Between 1817 and 1821 Hitchcock and her husband collected native plants for a conventional herbarium. At the same time, she created a 64-page album of watercolors of about 175 local flower and grass specimens for her Herbarium parvum, pictum. This painted herbarium is in the Deerfield Academy Archives.

In the summer and fall, she created a small watercolor album of native mushrooms and lichens, Fungi selecti picti. Edward Hitchcock labeled and catalogued the specimens. This painted album is in the Smith College Archives; a facsimile has been published by the Mortimer Rare Book Room, Smith College.

Hitchcock made drawings for more than 200 plates and 1,000 wood-engraved or woodcut illustrations for Edward's professional publications. The subjects included landscapes, geologic strata, specimens, and more. The most well known appear in her husband's seminal works, the 1833 Report on the Geology, Mineralogy, Botany, and Zoology of Massachusetts and its successor, the 1841 Final Report produced when he was State Geologist. For the 1833 edition, Pendleton's Lithography (Boston) lithographed nine of Hitchcock's Connecticut River Valley drawings and printed them as plates for the work. In 1841, B. W. Thayer and Co., Lithographers (Boston) printed revised lithographs and an additional plate. The hand-colored plate "Autumnal Scenery. View in Amherst" Hitchcock's most frequently seen work.

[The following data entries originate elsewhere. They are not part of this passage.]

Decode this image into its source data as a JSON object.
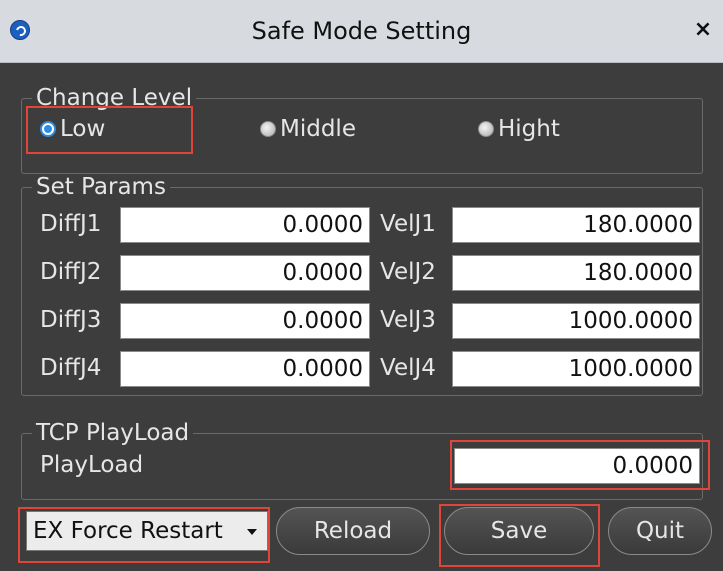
{
  "window": {
    "title": "Safe Mode Setting",
    "close_glyph": "×"
  },
  "change_level": {
    "legend": "Change Level",
    "options": [
      {
        "label": "Low",
        "selected": true
      },
      {
        "label": "Middle",
        "selected": false
      },
      {
        "label": "Hight",
        "selected": false
      }
    ]
  },
  "set_params": {
    "legend": "Set Params",
    "rows": [
      {
        "diff_label": "DiffJ1",
        "diff_value": "0.0000",
        "vel_label": "VelJ1",
        "vel_value": "180.0000"
      },
      {
        "diff_label": "DiffJ2",
        "diff_value": "0.0000",
        "vel_label": "VelJ2",
        "vel_value": "180.0000"
      },
      {
        "diff_label": "DiffJ3",
        "diff_value": "0.0000",
        "vel_label": "VelJ3",
        "vel_value": "1000.0000"
      },
      {
        "diff_label": "DiffJ4",
        "diff_value": "0.0000",
        "vel_label": "VelJ4",
        "vel_value": "1000.0000"
      }
    ]
  },
  "tcp_payload": {
    "legend": "TCP PlayLoad",
    "label": "PlayLoad",
    "value": "0.0000"
  },
  "footer": {
    "restart_select": "EX Force Restart",
    "reload_label": "Reload",
    "save_label": "Save",
    "quit_label": "Quit"
  },
  "colors": {
    "highlight": "#e3443a",
    "radio_selected": "#2d8de0",
    "panel_bg": "#3d3d3d"
  }
}
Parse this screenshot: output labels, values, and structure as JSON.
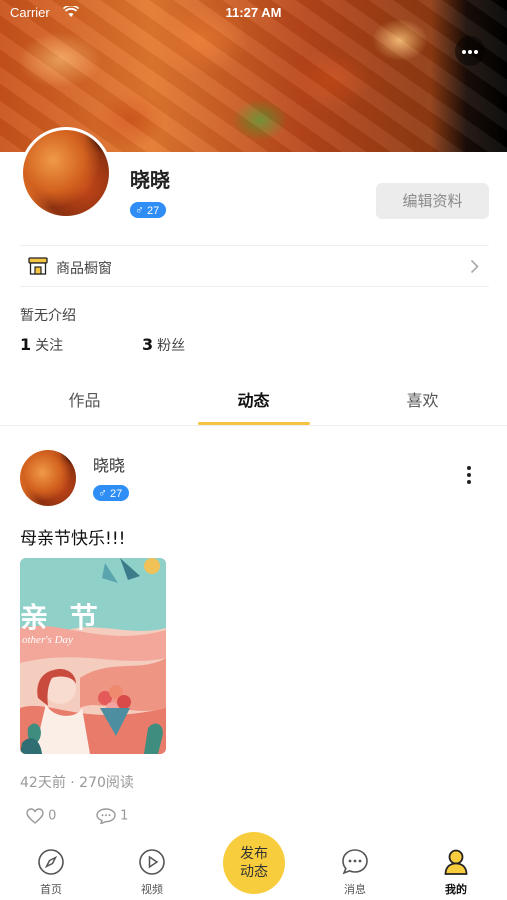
{
  "status_bar": {
    "carrier": "Carrier",
    "time": "11:27 AM"
  },
  "profile": {
    "name": "晓晓",
    "age": "27",
    "gender_symbol": "♂",
    "edit_label": "编辑资料",
    "shop_label": "商品橱窗",
    "intro": "暂无介绍",
    "following_count": "1",
    "following_label": "关注",
    "followers_count": "3",
    "followers_label": "粉丝"
  },
  "tabs": [
    {
      "label": "作品"
    },
    {
      "label": "动态",
      "active": true
    },
    {
      "label": "喜欢"
    }
  ],
  "post": {
    "author": "晓晓",
    "age": "27",
    "gender_symbol": "♂",
    "text": "母亲节快乐!!!",
    "image_caption": "亲 节",
    "image_subcaption": "other's Day",
    "meta": "42天前 · 270阅读",
    "likes": "0",
    "comments": "1"
  },
  "bottom_nav": [
    {
      "label": "首页",
      "icon": "compass-icon"
    },
    {
      "label": "视频",
      "icon": "play-icon"
    },
    {
      "label": "发布动态",
      "line1": "发布",
      "line2": "动态",
      "icon": "publish-button"
    },
    {
      "label": "消息",
      "icon": "chat-icon"
    },
    {
      "label": "我的",
      "icon": "user-icon",
      "active": true
    }
  ],
  "colors": {
    "accent": "#f8cd3d",
    "tab_underline": "#f5c443",
    "badge": "#2f8ef5"
  }
}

Between 1828 and the 1840s, Hitchcock made hundreds of large and dramatic classroom charts of geologic cross-sections, prehistoric beasts (like the Megatherium), fossils and ichnological (later called dinosaur) footprints. She copied scientific illustrations from contemporary works and made original illustrations of her husband's new ideas or discoveries, like Ornithichnites, He considered them "indispensable aids" for his lectures. The Amherst College Archives and Special Collections holds an extensive collection of classroom charts.

Hitchcock's first documented published drawing is from an 1818 article by her husband in the periodical Port Folio. On rare occasions, she created illustrations for other scientists. Hitchcock's last documented work was her symbolic illustrations for her husband's Religious Lectures on Peculiar Phenomena in the Four Seasons, including an emblematic representation of spring and a stylized rainbow.

Hitchcock raised 6 surviving children, taught them art and science and was Edward Hitchcock's partner in his scientific undertakings. She traveled with her husband in the United States and to England and Europe (in 1850). She is the mother of geologist Charles Henry Hitchcock (1836–1919) and physical education and hygiene pioneer Edward Hitchcock, Jr. (1828–1911).

Edward acknowledged his wife's essential contributions to his work in the dedication of The Religion of Geology, citing her drawings as more powerful than his pen.

Orra White Hitchcock died at 67 on May 26, 1863 from consumption.

Though she was not a trained professional, Hitchcock's scientific intellect and the artistic ability to visually transcribe key scientific principles and natural phenomena, flora and fauna, enabled her to make substantial contributions to the understanding of geology and botany in the first half of the nineteenth century in the United States.

While published illustrations exist, only a small number of Hitchcock's original works survives. The Amherst College Archives and Special Collections has the most extensive documentation of her life and work, in the Edward and Orra White Hitchcock Papers and copies of all of Edward Hitchcock's scientific publications.

Major works illustrated
- Edward Hitchcock's article in the American Journal of Science
- Edward Hitchcock, Report on the Geology, Mineralogy, Botany, and Zoology of Massachusetts, (Amherst, Mass.: J.S. & C. Adams,1833).
- Edward Hitchcock, Final Report on the Geology, Mineralogy, Botany and Zoology of Massachusetts, (Amherst, Mass.: J.S. & C. Adams; Northampton, Mass.: J. H. Butler, 1841).
- Edward Hitchcock, Sketch of the Scenery of Massachusetts. With Plates From the Geological Report of Prof. Hitchcock, (Northampton, Mass.: J.H. Butler, 1842).
- Edward Hitchcock. Religious Lectures on Peculiar Phenomena in the Four Seasons, (Amherst, Mass.: J.S. & C. Adams, 1850).